No. 5: I would tell them the answer to most problems and challenges in life is hard work. “A 100 percent effort in all we do is the price of admission. Except for faith and family, focus on doing your job above all else. We chose you because we believe in you. Welcome. We’re glad to have you. Everyone here, from myself to everyone else in the football operation, is here to help you. If you have a question, ask. If you have a problem, speak to us about it. Our doors are always open to you. Good luck!”
The head coach would follow with his message. It would be detailed and focus on the nuts and bolts. He would discuss league regulations and team rules, explain practice and training camp regimens and review the OTA and training camp calendar. He would also discuss travel policy and spend significant time on how he wanted players to conduct themselves on and off the field and in the community.
The coach would then introduce every assistant coach and staff member, including people in training, equipment, video and public relations, who help the team on a daily basis.
The head coach would usually wrap up with an overview of how he wanted his team to play: i.e., winning the turnover battle, avoiding penalties, creating turnovers, running the football in the red zone and making fewer mental mistakes than our opponents. He then would send the players off to meetings with their respective position coaches to begin the arduous journey for a spot on the 53-man roster.
As the players go about their work on and off the field during this introductory period, they are evaluated daily by every staff member in every phase of the program. Each drill and play is videotaped, and oral exams are given on subjects covered in the meetings.
The head coach, coordinators, position coaches and pro personnel compile a file on every player; the data from each will form the ultimate comprehensive evaluation at the cut to 53.
Big Change From College to Pros
One of the most important things rookies learn during their initiation to the NFL is practicing without pads at a relaxed pace. At the college level, there is no prohibition on padded practices, and the tempo of practice is set by the head coach. Additionally, every Power Five college team has more than 100 players available to practice.
During the NFL regular season, a team can have a maximum of 71 players, not all of whom are available every week. The NFL allows only 11 padded practices during the 18-week regular season. Players must learn to simulate team and individual drills without pads in more than 80 percent of their practices.
To preserve the players’ health and energy, a significant number of non-padded practices in the NFL are held at what is called a “jog-through” tempo. The definition of that term is established by the head coach, but basically, the players come off the ball at a normal play tempo and then go through the rest of the drill or play at half- to three-quarter-speed.
Every coach emphasizes players staying on their feet and under control. During OTAs, the head coach will often emphasize players protecting one another from injury by “playing under control.”
How does that approach square with 100 percent effort all the time? It’s hard for rookies to balance those two things.

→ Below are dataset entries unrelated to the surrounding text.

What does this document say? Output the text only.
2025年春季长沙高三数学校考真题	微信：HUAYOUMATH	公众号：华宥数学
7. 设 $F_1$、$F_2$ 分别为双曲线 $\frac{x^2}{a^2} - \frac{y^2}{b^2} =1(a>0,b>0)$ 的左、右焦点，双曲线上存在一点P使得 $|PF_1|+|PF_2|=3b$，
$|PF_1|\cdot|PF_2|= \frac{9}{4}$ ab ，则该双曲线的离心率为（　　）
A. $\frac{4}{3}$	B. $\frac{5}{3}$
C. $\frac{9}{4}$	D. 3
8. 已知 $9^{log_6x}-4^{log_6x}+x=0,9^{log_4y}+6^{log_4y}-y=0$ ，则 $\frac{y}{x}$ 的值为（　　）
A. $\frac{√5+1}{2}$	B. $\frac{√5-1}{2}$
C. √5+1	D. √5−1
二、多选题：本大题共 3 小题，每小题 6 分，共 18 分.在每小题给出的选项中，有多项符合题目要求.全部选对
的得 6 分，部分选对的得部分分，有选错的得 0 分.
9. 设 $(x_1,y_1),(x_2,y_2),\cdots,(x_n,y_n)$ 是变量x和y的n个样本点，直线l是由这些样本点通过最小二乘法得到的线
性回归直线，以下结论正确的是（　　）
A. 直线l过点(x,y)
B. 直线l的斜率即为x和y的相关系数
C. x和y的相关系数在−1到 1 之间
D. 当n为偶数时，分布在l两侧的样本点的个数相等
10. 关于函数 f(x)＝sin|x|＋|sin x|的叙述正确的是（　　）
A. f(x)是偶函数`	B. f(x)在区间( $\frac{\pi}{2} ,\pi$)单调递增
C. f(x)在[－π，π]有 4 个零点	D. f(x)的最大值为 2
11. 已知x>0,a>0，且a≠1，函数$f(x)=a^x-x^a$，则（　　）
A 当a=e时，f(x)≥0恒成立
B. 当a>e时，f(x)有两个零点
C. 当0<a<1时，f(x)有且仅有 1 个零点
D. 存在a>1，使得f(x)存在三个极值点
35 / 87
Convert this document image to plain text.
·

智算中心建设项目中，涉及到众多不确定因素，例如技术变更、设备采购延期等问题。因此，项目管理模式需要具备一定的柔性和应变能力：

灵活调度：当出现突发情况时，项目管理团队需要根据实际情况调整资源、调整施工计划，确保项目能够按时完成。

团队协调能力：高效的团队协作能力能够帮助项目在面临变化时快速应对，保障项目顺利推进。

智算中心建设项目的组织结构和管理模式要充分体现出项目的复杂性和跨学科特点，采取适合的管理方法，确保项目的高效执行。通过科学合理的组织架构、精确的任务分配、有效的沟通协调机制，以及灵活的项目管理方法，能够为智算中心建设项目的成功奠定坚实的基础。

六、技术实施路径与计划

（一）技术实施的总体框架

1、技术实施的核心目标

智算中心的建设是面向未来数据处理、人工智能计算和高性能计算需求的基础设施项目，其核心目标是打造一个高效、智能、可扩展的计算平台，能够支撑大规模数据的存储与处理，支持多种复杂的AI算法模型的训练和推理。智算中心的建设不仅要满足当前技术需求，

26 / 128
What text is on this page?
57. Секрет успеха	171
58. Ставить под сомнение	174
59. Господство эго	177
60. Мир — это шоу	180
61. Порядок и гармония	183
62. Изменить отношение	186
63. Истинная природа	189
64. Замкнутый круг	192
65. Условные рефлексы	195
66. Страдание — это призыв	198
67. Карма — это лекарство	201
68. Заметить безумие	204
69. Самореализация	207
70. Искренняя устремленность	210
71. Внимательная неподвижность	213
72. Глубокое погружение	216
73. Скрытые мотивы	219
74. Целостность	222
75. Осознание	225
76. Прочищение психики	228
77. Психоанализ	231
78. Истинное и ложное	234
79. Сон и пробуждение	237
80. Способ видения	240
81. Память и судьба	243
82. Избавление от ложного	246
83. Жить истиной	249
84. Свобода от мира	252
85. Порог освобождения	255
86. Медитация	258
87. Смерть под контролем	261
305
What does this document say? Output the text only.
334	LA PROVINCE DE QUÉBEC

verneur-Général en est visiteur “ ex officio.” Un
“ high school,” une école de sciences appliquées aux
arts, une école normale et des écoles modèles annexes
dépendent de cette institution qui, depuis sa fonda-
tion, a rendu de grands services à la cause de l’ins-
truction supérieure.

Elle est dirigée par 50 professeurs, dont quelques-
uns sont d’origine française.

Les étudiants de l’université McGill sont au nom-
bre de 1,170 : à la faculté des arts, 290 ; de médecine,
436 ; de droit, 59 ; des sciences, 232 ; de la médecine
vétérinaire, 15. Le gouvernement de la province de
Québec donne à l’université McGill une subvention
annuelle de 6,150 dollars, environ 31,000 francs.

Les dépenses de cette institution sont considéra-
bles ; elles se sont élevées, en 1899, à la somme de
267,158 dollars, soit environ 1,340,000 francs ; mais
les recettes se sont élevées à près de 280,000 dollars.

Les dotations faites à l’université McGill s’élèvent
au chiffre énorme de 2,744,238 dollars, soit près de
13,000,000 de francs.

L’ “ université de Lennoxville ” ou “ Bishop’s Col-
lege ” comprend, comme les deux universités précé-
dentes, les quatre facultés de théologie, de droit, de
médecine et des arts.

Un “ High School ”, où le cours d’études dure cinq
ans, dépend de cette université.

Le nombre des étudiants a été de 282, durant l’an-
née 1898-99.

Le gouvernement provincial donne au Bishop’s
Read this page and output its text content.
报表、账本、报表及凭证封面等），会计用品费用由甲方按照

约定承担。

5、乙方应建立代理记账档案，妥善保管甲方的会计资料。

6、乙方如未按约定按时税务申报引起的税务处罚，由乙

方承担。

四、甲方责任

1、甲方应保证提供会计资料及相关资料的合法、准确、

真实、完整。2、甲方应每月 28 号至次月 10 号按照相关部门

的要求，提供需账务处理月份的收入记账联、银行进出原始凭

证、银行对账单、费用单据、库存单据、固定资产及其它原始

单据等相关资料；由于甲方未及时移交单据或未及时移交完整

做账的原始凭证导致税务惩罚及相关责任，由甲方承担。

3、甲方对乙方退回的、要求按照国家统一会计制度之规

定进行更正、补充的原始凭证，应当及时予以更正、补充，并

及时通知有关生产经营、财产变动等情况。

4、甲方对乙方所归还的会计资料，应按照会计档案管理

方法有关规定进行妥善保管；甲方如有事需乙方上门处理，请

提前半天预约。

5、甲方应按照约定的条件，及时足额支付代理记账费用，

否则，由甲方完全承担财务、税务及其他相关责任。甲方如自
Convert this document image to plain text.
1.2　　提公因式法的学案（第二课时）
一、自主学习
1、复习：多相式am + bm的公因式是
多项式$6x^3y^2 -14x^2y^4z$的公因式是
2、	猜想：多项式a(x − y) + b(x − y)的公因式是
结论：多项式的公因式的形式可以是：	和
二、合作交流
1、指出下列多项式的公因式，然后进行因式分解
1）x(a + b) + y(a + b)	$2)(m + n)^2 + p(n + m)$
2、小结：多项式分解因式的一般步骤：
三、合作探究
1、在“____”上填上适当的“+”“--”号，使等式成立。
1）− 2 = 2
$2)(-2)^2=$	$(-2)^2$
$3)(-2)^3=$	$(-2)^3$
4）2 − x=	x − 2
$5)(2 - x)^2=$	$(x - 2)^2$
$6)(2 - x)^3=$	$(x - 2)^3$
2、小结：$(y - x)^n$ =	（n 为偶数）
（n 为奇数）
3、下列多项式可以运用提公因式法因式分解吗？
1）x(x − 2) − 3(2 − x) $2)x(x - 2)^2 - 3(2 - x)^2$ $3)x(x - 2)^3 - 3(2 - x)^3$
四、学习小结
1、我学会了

I heard an iconic assistant coach describe it as follows: “Give a 100 percent effort on every play at the tempo we require and stay off the ground.” Coaches often tell the rookies that learning to practice as a pro is one of the most important things they do during rookie OTAs.
Following the last OTA session, the coaches and veterans depart for vacation. The rookies will stay, usually until the end of June, to work with the strength and conditioning staff. The goal is for every rookie to be in top shape when he reports to training camp in late July.
As told to Vic Carucci
Bill Polian is a former front office executive and a six-time Executive of the Year award winner who won Super Bowl XLI with the Indianapolis Colts. Polian’s career as an executive earned him an induction into the Pro Football Hall of Fame in 2015.